Il secondo è il China-Central West Asia Economic Corridor, il quale parte da Urumqi e si estende per tutto il Medio Oriente fino a sboccare nel porto del Pireo, in Grecia. Il terzo corridoio risponde al nome di China-Pakistan Economic Corridor: unisce il centro cinese di Kashgar al Mar Arabico. In altre parole, lo Xinjiang è un anello imprescindibile per garantire la fluidità della Nuova Via della Seta. Ecco perché la stabilità interna della regione si è trasformata, oggi più che mai, in una priorità assoluta per il governo cinese. Esiste tuttavia una questione enorme: le organizzazioni terroristiche attive negli Stati limitrofi. Con le loro azioni criminali questi soggetti creano disordini all’interno della società uigura. Il pericolo più grande arriva dal Movimento islamico del Turkistan orientale (Etim), che nel corso degli anni ha organizzato innumerevoli attentati nella regione più occidentale della Cina, con l’intenzione di separarla dal resto del Paese.

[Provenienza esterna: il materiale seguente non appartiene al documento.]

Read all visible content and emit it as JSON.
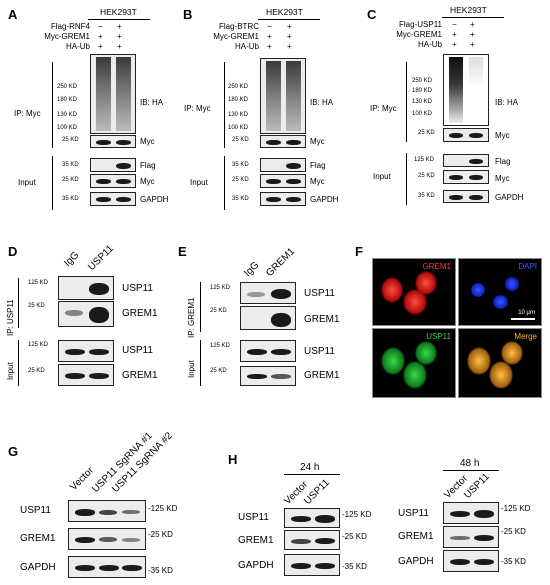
{
  "panels": {
    "A": {
      "letter": "A",
      "cell_line": "HEK293T",
      "rows": [
        {
          "label": "Flag-RNF4",
          "vals": [
            "−",
            "+"
          ]
        },
        {
          "label": "Myc-GREM1",
          "vals": [
            "+",
            "+"
          ]
        },
        {
          "label": "HA-Ub",
          "vals": [
            "+",
            "+"
          ]
        }
      ],
      "ip": "IP: Myc",
      "ib": "IB: HA",
      "input": "Input",
      "mw_ub": [
        "250 KD",
        "180 KD",
        "130 KD",
        "100 KD"
      ],
      "mw_myc": "25 KD",
      "mw_flag": "35 KD",
      "mw_myc_in": "25 KD",
      "mw_gapdh": "35 KD",
      "right": [
        "Myc",
        "Flag",
        "Myc",
        "GAPDH"
      ]
    },
    "B": {
      "letter": "B",
      "cell_line": "HEK293T",
      "rows": [
        {
          "label": "Flag-BTRC",
          "vals": [
            "−",
            "+"
          ]
        },
        {
          "label": "Myc-GREM1",
          "vals": [
            "+",
            "+"
          ]
        },
        {
          "label": "HA-Ub",
          "vals": [
            "+",
            "+"
          ]
        }
      ],
      "ip": "IP: Myc",
      "ib": "IB: HA",
      "input": "Input",
      "mw_ub": [
        "250 KD",
        "180 KD",
        "130 KD",
        "100 KD"
      ],
      "mw_myc": "25 KD",
      "mw_flag": "35 KD",
      "mw_myc_in": "25 KD",
      "mw_gapdh": "35 KD",
      "right": [
        "Myc",
        "Flag",
        "Myc",
        "GAPDH"
      ]
    },
    "C": {
      "letter": "C",
      "cell_line": "HEK293T",
      "rows": [
        {
          "label": "Flag-USP11",
          "vals": [
            "−",
            "+"
          ]
        },
        {
          "label": "Myc-GREM1",
          "vals": [
            "+",
            "+"
          ]
        },
        {
          "label": "HA-Ub",
          "vals": [
            "+",
            "+"
          ]
        }
      ],
      "ip": "IP: Myc",
      "ib": "IB: HA",
      "input": "Input",
      "mw_ub": [
        "250 KD",
        "180 KD",
        "130 KD",
        "100 KD"
      ],
      "mw_myc": "25 KD",
      "mw_flag": "125 KD",
      "mw_myc_in": "25 KD",
      "mw_gapdh": "35 KD",
      "right": [
        "Myc",
        "Flag",
        "Myc",
        "GAPDH"
      ]
    },
    "D": {
      "letter": "D",
      "lanes": [
        "IgG",
        "USP11"
      ],
      "ip": "IP: USP11",
      "input": "Input",
      "mw": [
        "125 KD",
        "25 KD",
        "125 KD",
        "25 KD"
      ],
      "right": [
        "USP11",
        "GREM1",
        "USP11",
        "GREM1"
      ]
    },
    "E": {
      "letter": "E",
      "lanes": [
        "IgG",
        "GREM1"
      ],
      "ip": "IP: GREM1",
      "input": "Input",
      "mw": [
        "125 KD",
        "25 KD",
        "125 KD",
        "25 KD"
      ],
      "right": [
        "USP11",
        "GREM1",
        "USP11",
        "GREM1"
      ]
    },
    "F": {
      "letter": "F",
      "labels": [
        "GREM1",
        "DAPI",
        "USP11",
        "Merge"
      ],
      "scale": "10 μm",
      "label_colors": [
        "#ff3b2f",
        "#3b5bff",
        "#2fd34a",
        "#ffb020"
      ]
    },
    "G": {
      "letter": "G",
      "lanes": [
        "Vector",
        "USP11 SgRNA #1",
        "USP11 SgRNA #2"
      ],
      "left": [
        "USP11",
        "GREM1",
        "GAPDH"
      ],
      "mw": [
        "-125 KD",
        "-25 KD",
        "-35 KD"
      ]
    },
    "H": {
      "letter": "H",
      "times": [
        "24 h",
        "48 h"
      ],
      "lanes": [
        "Vector",
        "USP11"
      ],
      "left": [
        "USP11",
        "GREM1",
        "GAPDH"
      ],
      "mw": [
        "-125 KD",
        "-25 KD",
        "-35 KD"
      ]
    }
  }
}
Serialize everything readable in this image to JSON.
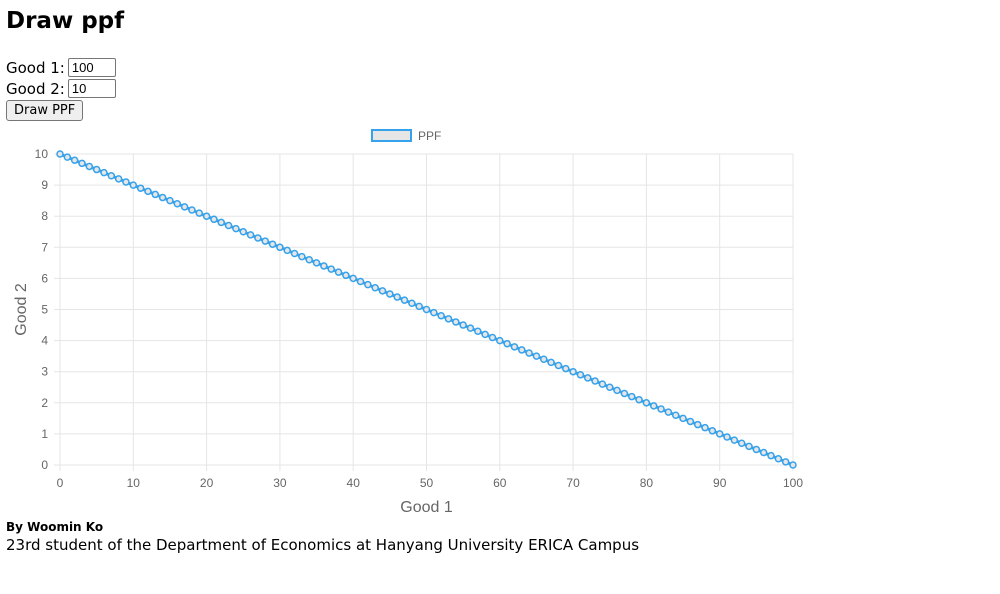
{
  "page": {
    "title": "Draw ppf",
    "good1_label": "Good 1:",
    "good1_value": "100",
    "good2_label": "Good 2:",
    "good2_value": "10",
    "draw_button": "Draw PPF",
    "author": "By Woomin Ko",
    "affiliation": "23rd student of the Department of Economics at Hanyang University ERICA Campus"
  },
  "chart_data": {
    "type": "line",
    "title": "",
    "xlabel": "Good 1",
    "ylabel": "Good 2",
    "xlim": [
      0,
      100
    ],
    "ylim": [
      0,
      10
    ],
    "x_ticks": [
      0,
      10,
      20,
      30,
      40,
      50,
      60,
      70,
      80,
      90,
      100
    ],
    "y_ticks": [
      0,
      1,
      2,
      3,
      4,
      5,
      6,
      7,
      8,
      9,
      10
    ],
    "grid": true,
    "legend": "top-center",
    "colors": {
      "line": "#36a2eb",
      "legend_fill": "#e6e6e6",
      "grid": "#e5e5e5",
      "tick": "#666666"
    },
    "series": [
      {
        "name": "PPF",
        "x": [
          0,
          1,
          2,
          3,
          4,
          5,
          6,
          7,
          8,
          9,
          10,
          11,
          12,
          13,
          14,
          15,
          16,
          17,
          18,
          19,
          20,
          21,
          22,
          23,
          24,
          25,
          26,
          27,
          28,
          29,
          30,
          31,
          32,
          33,
          34,
          35,
          36,
          37,
          38,
          39,
          40,
          41,
          42,
          43,
          44,
          45,
          46,
          47,
          48,
          49,
          50,
          51,
          52,
          53,
          54,
          55,
          56,
          57,
          58,
          59,
          60,
          61,
          62,
          63,
          64,
          65,
          66,
          67,
          68,
          69,
          70,
          71,
          72,
          73,
          74,
          75,
          76,
          77,
          78,
          79,
          80,
          81,
          82,
          83,
          84,
          85,
          86,
          87,
          88,
          89,
          90,
          91,
          92,
          93,
          94,
          95,
          96,
          97,
          98,
          99,
          100
        ],
        "y": [
          10,
          9.9,
          9.8,
          9.7,
          9.6,
          9.5,
          9.4,
          9.3,
          9.2,
          9.1,
          9,
          8.9,
          8.8,
          8.7,
          8.6,
          8.5,
          8.4,
          8.3,
          8.2,
          8.1,
          8,
          7.9,
          7.8,
          7.7,
          7.6,
          7.5,
          7.4,
          7.3,
          7.2,
          7.1,
          7,
          6.9,
          6.8,
          6.7,
          6.6,
          6.5,
          6.4,
          6.3,
          6.2,
          6.1,
          6,
          5.9,
          5.8,
          5.7,
          5.6,
          5.5,
          5.4,
          5.3,
          5.2,
          5.1,
          5,
          4.9,
          4.8,
          4.7,
          4.6,
          4.5,
          4.4,
          4.3,
          4.2,
          4.1,
          4,
          3.9,
          3.8,
          3.7,
          3.6,
          3.5,
          3.4,
          3.3,
          3.2,
          3.1,
          3,
          2.9,
          2.8,
          2.7,
          2.6,
          2.5,
          2.4,
          2.3,
          2.2,
          2.1,
          2,
          1.9,
          1.8,
          1.7,
          1.6,
          1.5,
          1.4,
          1.3,
          1.2,
          1.1,
          1,
          0.9,
          0.8,
          0.7,
          0.6,
          0.5,
          0.4,
          0.3,
          0.2,
          0.1,
          0
        ]
      }
    ]
  }
}
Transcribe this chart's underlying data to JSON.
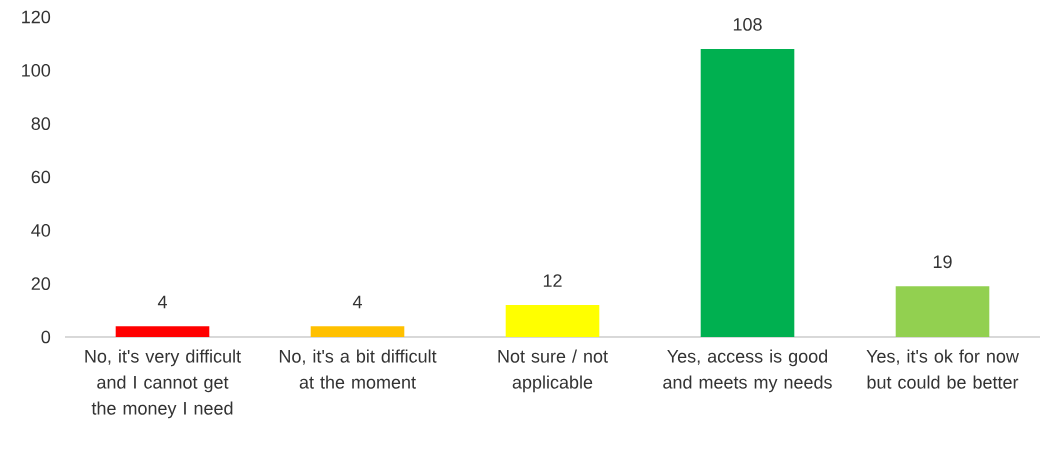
{
  "chart_data": {
    "type": "bar",
    "categories": [
      "No, it's very difficult and I cannot get the money I need",
      "No, it's a bit difficult at the moment",
      "Not sure / not applicable",
      "Yes, access is good and meets my needs",
      "Yes, it's ok for now but could be better"
    ],
    "values": [
      4,
      4,
      12,
      108,
      19
    ],
    "colors": [
      "#ff0000",
      "#ffc000",
      "#ffff00",
      "#00b050",
      "#92d050"
    ],
    "ylim": [
      0,
      120
    ],
    "yticks": [
      0,
      20,
      40,
      60,
      80,
      100,
      120
    ],
    "data_labels": true,
    "grid": false
  }
}
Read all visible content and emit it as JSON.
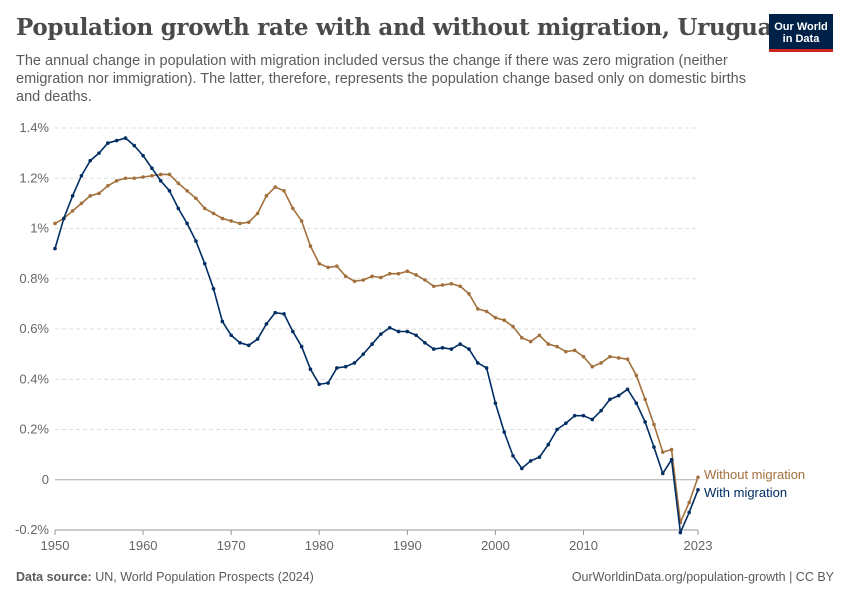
{
  "header": {
    "title": "Population growth rate with and without migration, Uruguay",
    "subtitle": "The annual change in population with migration included versus the change if there was zero migration (neither emigration nor immigration). The latter, therefore, represents the population change based only on domestic births and deaths.",
    "logo_text": "Our World in Data"
  },
  "footer": {
    "source_label": "Data source:",
    "source_text": "UN, World Population Prospects (2024)",
    "link_text": "OurWorldinData.org/population-growth | CC BY"
  },
  "colors": {
    "with_migration": "#002d62",
    "without_migration": "#a2703c",
    "gridline": "#dddddd",
    "zero_line": "#aaaaaa",
    "tick_text": "#666666",
    "logo_bg": "#002147",
    "logo_accent": "#ce261e"
  },
  "chart_data": {
    "type": "line",
    "title": "Population growth rate with and without migration, Uruguay",
    "xlabel": "",
    "ylabel": "",
    "xlim": [
      1950,
      2023
    ],
    "ylim": [
      -0.2,
      1.4
    ],
    "grid": "horizontal dashed",
    "y_ticks": [
      -0.2,
      0,
      0.2,
      0.4,
      0.6,
      0.8,
      1,
      1.2,
      1.4
    ],
    "y_tick_labels": [
      "-0.2%",
      "0",
      "0.2%",
      "0.4%",
      "0.6%",
      "0.8%",
      "1%",
      "1.2%",
      "1.4%"
    ],
    "x_ticks": [
      1950,
      1960,
      1970,
      1980,
      1990,
      2000,
      2010,
      2023
    ],
    "x_tick_labels": [
      "1950",
      "1960",
      "1970",
      "1980",
      "1990",
      "2000",
      "2010",
      "2023"
    ],
    "legend_placement": "right-end labels",
    "x": [
      1950,
      1951,
      1952,
      1953,
      1954,
      1955,
      1956,
      1957,
      1958,
      1959,
      1960,
      1961,
      1962,
      1963,
      1964,
      1965,
      1966,
      1967,
      1968,
      1969,
      1970,
      1971,
      1972,
      1973,
      1974,
      1975,
      1976,
      1977,
      1978,
      1979,
      1980,
      1981,
      1982,
      1983,
      1984,
      1985,
      1986,
      1987,
      1988,
      1989,
      1990,
      1991,
      1992,
      1993,
      1994,
      1995,
      1996,
      1997,
      1998,
      1999,
      2000,
      2001,
      2002,
      2003,
      2004,
      2005,
      2006,
      2007,
      2008,
      2009,
      2010,
      2011,
      2012,
      2013,
      2014,
      2015,
      2016,
      2017,
      2018,
      2019,
      2020,
      2021,
      2022,
      2023
    ],
    "series": [
      {
        "name": "Without migration",
        "values": [
          1.02,
          1.04,
          1.07,
          1.1,
          1.13,
          1.14,
          1.17,
          1.19,
          1.2,
          1.2,
          1.205,
          1.21,
          1.215,
          1.215,
          1.18,
          1.15,
          1.12,
          1.08,
          1.06,
          1.04,
          1.03,
          1.02,
          1.025,
          1.06,
          1.13,
          1.165,
          1.15,
          1.08,
          1.03,
          0.93,
          0.86,
          0.845,
          0.85,
          0.81,
          0.79,
          0.795,
          0.81,
          0.805,
          0.82,
          0.82,
          0.83,
          0.815,
          0.795,
          0.77,
          0.775,
          0.78,
          0.77,
          0.74,
          0.68,
          0.67,
          0.645,
          0.635,
          0.61,
          0.565,
          0.55,
          0.575,
          0.54,
          0.53,
          0.51,
          0.515,
          0.49,
          0.45,
          0.465,
          0.49,
          0.485,
          0.48,
          0.415,
          0.32,
          0.22,
          0.11,
          0.12,
          -0.17,
          -0.09,
          0.01
        ]
      },
      {
        "name": "With migration",
        "values": [
          0.92,
          1.04,
          1.13,
          1.21,
          1.27,
          1.3,
          1.34,
          1.35,
          1.36,
          1.33,
          1.29,
          1.24,
          1.19,
          1.15,
          1.08,
          1.02,
          0.95,
          0.86,
          0.76,
          0.63,
          0.575,
          0.545,
          0.535,
          0.56,
          0.62,
          0.665,
          0.66,
          0.59,
          0.53,
          0.44,
          0.38,
          0.385,
          0.445,
          0.45,
          0.465,
          0.5,
          0.54,
          0.58,
          0.605,
          0.59,
          0.59,
          0.575,
          0.545,
          0.52,
          0.525,
          0.52,
          0.54,
          0.52,
          0.465,
          0.445,
          0.305,
          0.19,
          0.095,
          0.045,
          0.075,
          0.09,
          0.14,
          0.2,
          0.225,
          0.255,
          0.255,
          0.24,
          0.275,
          0.32,
          0.335,
          0.36,
          0.305,
          0.23,
          0.13,
          0.025,
          0.08,
          -0.21,
          -0.13,
          -0.04
        ]
      }
    ]
  }
}
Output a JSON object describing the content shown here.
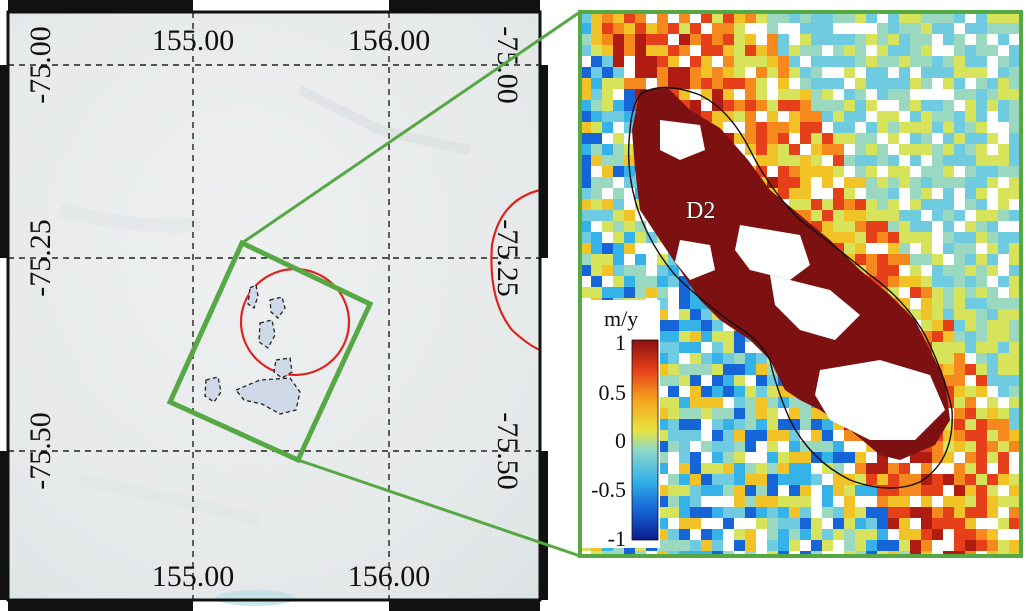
{
  "left_map": {
    "lon_labels_top": [
      "155.00",
      "156.00"
    ],
    "lon_labels_bottom": [
      "155.00",
      "156.00"
    ],
    "lat_labels_left": [
      "-75.00",
      "-75.25",
      "-75.50"
    ],
    "lat_labels_right": [
      "-75.00",
      "-75.25",
      "-75.50"
    ],
    "colors": {
      "background": "#e8ebeb",
      "contour": "#e0221e",
      "inset_box": "#56a845",
      "gridline": "#222222",
      "frame": "#111111"
    }
  },
  "inset_map": {
    "feature_label": "D2",
    "colorbar": {
      "unit": "m/y",
      "min": -1,
      "max": 1,
      "ticks": [
        "1",
        "0.5",
        "0",
        "-0.5",
        "-1"
      ],
      "colormap": "jet"
    },
    "colors": {
      "saturated": "#7d1010",
      "outline": "#111111",
      "frame": "#56a845"
    }
  }
}
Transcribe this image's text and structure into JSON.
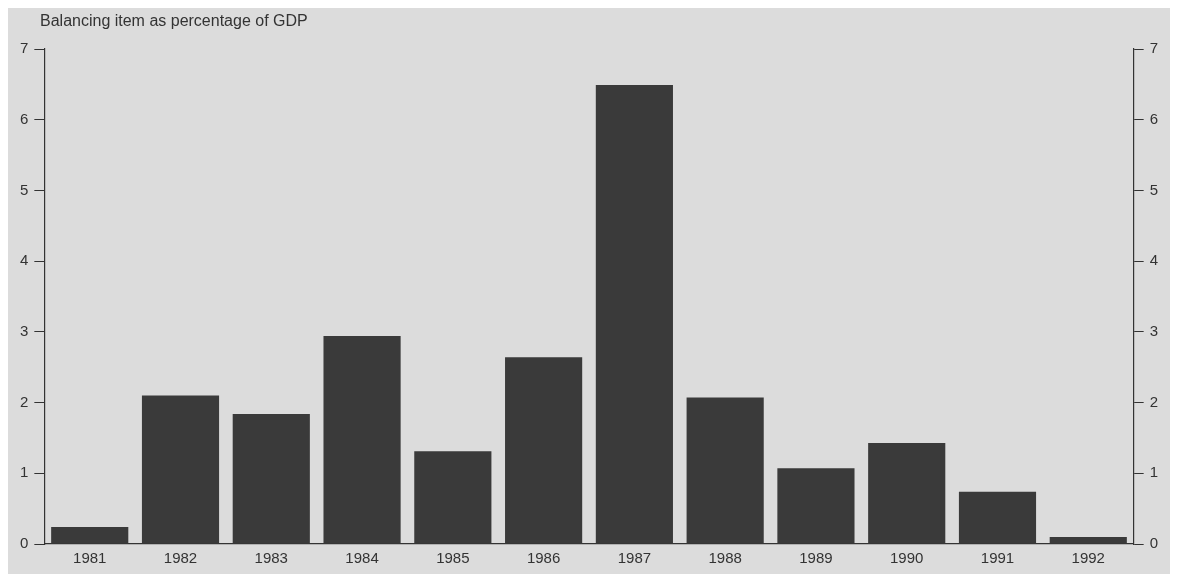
{
  "chart_data": {
    "type": "bar",
    "ylabel": "Balancing item as percentage of GDP",
    "categories": [
      "1981",
      "1982",
      "1983",
      "1984",
      "1985",
      "1986",
      "1987",
      "1988",
      "1989",
      "1990",
      "1991",
      "1992"
    ],
    "values": [
      0.24,
      2.1,
      1.84,
      2.94,
      1.31,
      2.64,
      6.49,
      2.07,
      1.07,
      1.43,
      0.74,
      0.1
    ],
    "color": "#3a3a3a",
    "ylim": [
      0,
      7
    ],
    "yticks": [
      0,
      1,
      2,
      3,
      4,
      5,
      6,
      7
    ],
    "y2lim": [
      0,
      7
    ],
    "y2ticks": [
      0,
      1,
      2,
      3,
      4,
      5,
      6,
      7
    ],
    "grid": false,
    "legend": false
  }
}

Le idee diffuse dai terroristi dell’Etim abbracciano la medesima ideologia radicale ed estrema che genera il caos in molti Stati del mondo. Il governo cinese è così dovuto correre ai ripari, e tutt’ora si sta impegnando per estirpare una volta per tutte l’ombra del terrorismo dallo Xinjiang. Un nemico, il terrorismo islamico, contro il quale sarebbe quanto mai utile unire le forze con Pechino in un’azione coordinata e congiunta. Negli ultimi mesi sono andati in scena diversi forum e summit internazionali dove, anziché affrontare questo tema, i leader internazionali hanno preferito trattare i nodi economici derivanti dalla guerra dei dazi, oppure rilanciare ipotesi più o meno fantasiose sulla repressione degli uiguri e sulla limitazione dei diritti umani nello Xinjiang.

La prossima piattaforma di confronto sulla lotta al terrorismo potrebbe essere il viaggio di Donald Trump in terra cinese per la fase due dell’accordo commerciale tra Stati Uniti e Cina. In quell’occasione sarebbe auspicabile che il presidente Usa inserisse la collaborazione antiterroristica con il Dragone in cima all’agenda politica americana. Una cooperazione del genere è uno strumento eccellente per favorire la nascita di un sistema economico mondiale aperto e inclusivo.